Era demasiado joven para ver lo que había logrado. Estoy seguro de que hoy nos observa desde un sitio diferente. Un lugar que le pertenece y que siempre aspiró a llegar. Desde que su ingenio y, sobre todo, su visión superadora, lo inspiraron a ver detenidamente los perfectos colores del cielo, pensó que ahí debía llegar la Argentina: a los matices azulados y blanquecinos. Estas tierras debían unirse y llevar una bandera con esos colores. Era un hombre que iba más allá de lo simple y sencillo. Tenía la sed necesaria para abogar por la construcción de un futuro democrático. Era un conocedor del mundo. Supo ver las riquezas que nos rodeaban. Reconoció los colores en el flujo del aire y ello lo reflejó en los pedazos de telas. Estos trozos de hilos cosidos dieron a cada argentino una identidad propia. Belgrano regaló lo más grande que se le puede regalar a un hijo: un sentimiento de pertenencia único. Pero, este símbolo cobró su verdadero valor y significado de una bandera, cuando la juró en el pabellón del Río Paraná.

Este fue el abogado, que se hizo militar para defendernos, fue quien nos unió bajo su manto, para luchar por una misma causa. Nos hizo hermanos fraternalmente. Nos adoptó como hijos de una misma Nación. Nos impulsó el valor necesario. Mi referente ya no está. Mi cristal está empañado de las lágrimas que brotaron en mí. Todo está nublado. Todo parecía perdido. Pero mi General marcó el camino a seguir, tan solo cada argentino debía aprender a recorrerlo. Una gran tarea. Un gran desafío. Un logro por cumplir.

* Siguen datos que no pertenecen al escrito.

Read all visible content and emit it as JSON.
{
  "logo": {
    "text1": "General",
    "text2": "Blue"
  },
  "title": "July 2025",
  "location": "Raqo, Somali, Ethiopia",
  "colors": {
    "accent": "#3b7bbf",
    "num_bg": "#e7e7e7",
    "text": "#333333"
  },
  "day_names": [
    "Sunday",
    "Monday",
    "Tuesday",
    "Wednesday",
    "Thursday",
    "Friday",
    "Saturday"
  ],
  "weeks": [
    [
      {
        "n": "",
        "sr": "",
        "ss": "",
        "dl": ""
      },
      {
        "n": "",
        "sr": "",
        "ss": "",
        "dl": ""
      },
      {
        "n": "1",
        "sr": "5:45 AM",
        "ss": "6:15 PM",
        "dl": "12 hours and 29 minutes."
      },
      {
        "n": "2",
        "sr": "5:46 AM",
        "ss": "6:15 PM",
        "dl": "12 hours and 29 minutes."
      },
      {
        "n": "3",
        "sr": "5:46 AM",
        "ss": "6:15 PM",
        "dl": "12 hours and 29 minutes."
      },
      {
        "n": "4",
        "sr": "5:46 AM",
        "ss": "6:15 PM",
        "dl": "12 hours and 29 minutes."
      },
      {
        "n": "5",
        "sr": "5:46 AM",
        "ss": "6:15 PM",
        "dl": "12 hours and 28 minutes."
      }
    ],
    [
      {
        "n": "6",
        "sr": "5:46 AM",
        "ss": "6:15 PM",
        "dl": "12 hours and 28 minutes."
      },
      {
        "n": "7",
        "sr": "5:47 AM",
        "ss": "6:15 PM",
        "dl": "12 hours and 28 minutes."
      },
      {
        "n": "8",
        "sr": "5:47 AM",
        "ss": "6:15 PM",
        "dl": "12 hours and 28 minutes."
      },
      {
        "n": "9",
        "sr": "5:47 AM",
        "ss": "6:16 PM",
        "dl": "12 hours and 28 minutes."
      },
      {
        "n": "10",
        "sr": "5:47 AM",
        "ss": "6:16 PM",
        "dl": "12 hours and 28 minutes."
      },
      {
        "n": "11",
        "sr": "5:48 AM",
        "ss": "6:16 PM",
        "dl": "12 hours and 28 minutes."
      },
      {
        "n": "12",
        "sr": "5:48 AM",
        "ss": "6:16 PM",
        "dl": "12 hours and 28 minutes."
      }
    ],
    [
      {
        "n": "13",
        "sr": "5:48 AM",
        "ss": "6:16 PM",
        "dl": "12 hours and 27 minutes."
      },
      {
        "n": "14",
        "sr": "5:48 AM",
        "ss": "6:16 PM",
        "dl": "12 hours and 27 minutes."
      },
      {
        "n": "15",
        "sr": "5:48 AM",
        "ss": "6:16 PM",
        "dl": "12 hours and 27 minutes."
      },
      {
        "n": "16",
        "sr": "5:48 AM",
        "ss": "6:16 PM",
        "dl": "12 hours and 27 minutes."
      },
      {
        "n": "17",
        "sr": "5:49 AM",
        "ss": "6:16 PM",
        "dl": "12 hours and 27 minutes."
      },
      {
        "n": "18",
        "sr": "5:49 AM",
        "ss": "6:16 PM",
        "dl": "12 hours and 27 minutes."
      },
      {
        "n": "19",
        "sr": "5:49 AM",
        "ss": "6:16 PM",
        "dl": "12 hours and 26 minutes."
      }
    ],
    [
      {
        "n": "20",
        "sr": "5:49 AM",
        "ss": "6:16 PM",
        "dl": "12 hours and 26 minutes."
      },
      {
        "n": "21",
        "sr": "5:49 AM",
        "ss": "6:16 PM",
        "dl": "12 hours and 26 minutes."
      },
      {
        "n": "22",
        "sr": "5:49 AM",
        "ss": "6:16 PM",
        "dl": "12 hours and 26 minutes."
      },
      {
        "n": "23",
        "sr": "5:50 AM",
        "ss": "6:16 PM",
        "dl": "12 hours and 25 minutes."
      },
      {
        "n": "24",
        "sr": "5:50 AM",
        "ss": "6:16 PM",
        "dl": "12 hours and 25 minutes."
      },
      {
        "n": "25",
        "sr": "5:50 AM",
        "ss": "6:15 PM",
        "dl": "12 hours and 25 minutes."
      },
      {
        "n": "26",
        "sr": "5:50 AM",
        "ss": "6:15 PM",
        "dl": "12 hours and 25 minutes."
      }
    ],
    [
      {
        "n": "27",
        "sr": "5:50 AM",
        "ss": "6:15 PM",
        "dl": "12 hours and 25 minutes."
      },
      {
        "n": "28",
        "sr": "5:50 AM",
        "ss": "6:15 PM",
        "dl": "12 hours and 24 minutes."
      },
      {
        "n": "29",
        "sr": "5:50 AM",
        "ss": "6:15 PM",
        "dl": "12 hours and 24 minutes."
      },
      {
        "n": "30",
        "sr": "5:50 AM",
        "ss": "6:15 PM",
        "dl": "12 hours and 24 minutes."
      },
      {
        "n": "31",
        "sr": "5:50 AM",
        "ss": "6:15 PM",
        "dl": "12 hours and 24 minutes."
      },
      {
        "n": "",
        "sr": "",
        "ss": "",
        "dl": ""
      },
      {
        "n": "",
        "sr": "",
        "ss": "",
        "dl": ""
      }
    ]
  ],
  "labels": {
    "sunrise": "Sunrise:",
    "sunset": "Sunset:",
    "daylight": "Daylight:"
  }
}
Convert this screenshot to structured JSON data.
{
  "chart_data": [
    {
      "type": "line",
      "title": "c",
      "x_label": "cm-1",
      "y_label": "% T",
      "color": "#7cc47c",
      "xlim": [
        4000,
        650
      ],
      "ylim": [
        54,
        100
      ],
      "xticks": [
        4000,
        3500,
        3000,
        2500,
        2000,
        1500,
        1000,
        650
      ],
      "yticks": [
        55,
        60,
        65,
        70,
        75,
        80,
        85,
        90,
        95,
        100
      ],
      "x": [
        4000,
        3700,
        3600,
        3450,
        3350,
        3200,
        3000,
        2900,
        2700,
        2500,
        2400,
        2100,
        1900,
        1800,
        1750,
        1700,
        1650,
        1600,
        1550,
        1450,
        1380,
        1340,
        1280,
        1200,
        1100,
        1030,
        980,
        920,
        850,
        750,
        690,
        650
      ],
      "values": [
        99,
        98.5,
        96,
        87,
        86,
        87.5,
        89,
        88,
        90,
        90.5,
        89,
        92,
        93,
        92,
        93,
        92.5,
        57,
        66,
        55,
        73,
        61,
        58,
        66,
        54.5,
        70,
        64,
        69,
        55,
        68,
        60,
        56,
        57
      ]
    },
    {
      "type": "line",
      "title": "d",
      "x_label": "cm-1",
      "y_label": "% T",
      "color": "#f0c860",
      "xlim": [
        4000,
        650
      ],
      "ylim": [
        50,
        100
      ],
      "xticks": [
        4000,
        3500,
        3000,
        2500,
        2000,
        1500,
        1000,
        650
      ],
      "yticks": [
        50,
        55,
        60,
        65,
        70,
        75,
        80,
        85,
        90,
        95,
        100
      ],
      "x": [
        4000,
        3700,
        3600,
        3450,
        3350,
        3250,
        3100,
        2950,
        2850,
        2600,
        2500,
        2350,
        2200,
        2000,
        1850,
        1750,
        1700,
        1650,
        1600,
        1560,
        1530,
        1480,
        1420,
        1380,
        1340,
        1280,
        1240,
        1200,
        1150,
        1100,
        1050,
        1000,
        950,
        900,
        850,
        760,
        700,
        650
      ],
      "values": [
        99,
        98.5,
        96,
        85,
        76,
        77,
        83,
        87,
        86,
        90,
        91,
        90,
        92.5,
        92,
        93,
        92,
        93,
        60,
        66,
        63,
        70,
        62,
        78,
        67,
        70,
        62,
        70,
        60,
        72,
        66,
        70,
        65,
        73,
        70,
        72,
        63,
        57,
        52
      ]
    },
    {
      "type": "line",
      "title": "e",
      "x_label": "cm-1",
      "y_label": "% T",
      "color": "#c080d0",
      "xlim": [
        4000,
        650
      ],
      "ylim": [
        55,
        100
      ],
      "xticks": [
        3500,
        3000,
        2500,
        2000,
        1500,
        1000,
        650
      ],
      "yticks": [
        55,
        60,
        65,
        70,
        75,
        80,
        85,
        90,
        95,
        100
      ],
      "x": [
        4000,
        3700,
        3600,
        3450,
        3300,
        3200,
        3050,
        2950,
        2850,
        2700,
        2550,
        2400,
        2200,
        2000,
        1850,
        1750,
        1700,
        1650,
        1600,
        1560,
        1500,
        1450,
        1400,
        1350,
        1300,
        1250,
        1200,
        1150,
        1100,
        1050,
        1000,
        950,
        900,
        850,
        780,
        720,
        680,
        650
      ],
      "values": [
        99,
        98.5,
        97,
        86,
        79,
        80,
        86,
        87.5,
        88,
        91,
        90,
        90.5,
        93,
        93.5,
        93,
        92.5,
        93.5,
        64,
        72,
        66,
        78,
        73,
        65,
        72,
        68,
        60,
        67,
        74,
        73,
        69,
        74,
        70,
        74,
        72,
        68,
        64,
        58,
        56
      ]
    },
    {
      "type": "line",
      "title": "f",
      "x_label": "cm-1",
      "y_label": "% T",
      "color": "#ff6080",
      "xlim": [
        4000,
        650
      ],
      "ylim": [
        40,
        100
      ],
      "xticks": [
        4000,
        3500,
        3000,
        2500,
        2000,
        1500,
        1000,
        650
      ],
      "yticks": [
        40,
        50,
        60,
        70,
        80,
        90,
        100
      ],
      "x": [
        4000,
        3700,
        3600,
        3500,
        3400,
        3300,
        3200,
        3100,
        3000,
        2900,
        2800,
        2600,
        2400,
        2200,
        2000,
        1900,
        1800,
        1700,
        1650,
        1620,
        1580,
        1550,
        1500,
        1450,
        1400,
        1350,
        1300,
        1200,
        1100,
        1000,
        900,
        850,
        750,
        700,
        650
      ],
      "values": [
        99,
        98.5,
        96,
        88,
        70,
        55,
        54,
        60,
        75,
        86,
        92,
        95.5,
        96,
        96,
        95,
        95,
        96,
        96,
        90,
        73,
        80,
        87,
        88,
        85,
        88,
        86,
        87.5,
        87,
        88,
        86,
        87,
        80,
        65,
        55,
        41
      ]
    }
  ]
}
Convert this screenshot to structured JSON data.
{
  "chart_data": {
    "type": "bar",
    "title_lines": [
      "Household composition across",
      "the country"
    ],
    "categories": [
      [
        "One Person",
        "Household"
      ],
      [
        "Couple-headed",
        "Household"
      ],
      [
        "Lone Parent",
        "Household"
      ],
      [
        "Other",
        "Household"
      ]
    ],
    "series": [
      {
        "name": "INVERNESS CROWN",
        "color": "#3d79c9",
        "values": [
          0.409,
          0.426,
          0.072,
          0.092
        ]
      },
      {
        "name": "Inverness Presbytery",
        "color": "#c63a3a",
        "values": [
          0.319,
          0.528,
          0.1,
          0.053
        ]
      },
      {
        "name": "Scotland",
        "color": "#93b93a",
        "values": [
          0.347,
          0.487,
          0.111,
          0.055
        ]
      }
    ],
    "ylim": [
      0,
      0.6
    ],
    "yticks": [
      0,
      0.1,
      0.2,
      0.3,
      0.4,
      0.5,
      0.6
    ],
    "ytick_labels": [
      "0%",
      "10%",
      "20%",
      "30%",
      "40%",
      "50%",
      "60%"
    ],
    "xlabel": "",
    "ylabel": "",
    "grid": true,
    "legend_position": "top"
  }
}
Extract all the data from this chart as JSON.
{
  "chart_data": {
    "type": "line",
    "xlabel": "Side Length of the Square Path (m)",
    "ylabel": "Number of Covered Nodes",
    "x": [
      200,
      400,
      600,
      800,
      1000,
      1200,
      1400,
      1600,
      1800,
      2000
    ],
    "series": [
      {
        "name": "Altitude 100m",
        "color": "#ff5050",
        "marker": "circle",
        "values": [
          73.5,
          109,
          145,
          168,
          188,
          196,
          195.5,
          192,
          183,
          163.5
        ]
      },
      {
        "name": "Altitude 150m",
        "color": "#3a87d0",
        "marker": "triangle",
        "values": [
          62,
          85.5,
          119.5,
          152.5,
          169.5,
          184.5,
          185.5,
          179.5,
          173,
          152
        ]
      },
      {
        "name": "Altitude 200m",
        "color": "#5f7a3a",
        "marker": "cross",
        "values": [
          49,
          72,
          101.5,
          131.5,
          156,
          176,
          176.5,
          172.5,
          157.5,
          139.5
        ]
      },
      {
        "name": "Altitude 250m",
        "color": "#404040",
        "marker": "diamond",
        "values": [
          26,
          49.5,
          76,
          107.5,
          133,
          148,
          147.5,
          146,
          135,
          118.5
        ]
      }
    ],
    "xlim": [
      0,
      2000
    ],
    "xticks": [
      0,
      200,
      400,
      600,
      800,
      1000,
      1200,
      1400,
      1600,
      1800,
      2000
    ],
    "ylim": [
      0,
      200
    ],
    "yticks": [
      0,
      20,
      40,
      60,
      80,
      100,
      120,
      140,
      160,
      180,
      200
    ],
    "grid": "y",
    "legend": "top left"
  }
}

Entonces el recuerdo colectivo mantiene viva la memoria. Hace que mi gran patriota siga presente en el mundo. Este prócer, procedió las líneas de tiempo, porque él no tuvo tiempo. Rompió los parámetros del segundero. Superó las adversidades cronológicas. Creó historia. Una historia viva que contiene toda la independencia argentina. Entonces, solo ahí me di cuenta de que de nada servía medir el tiempo, porque Manuel lo desequilibró totalmente. Era de esperarse, si así era él. (Tu fiel compañero quien te ayudaba a recordar la hora, tu reloj).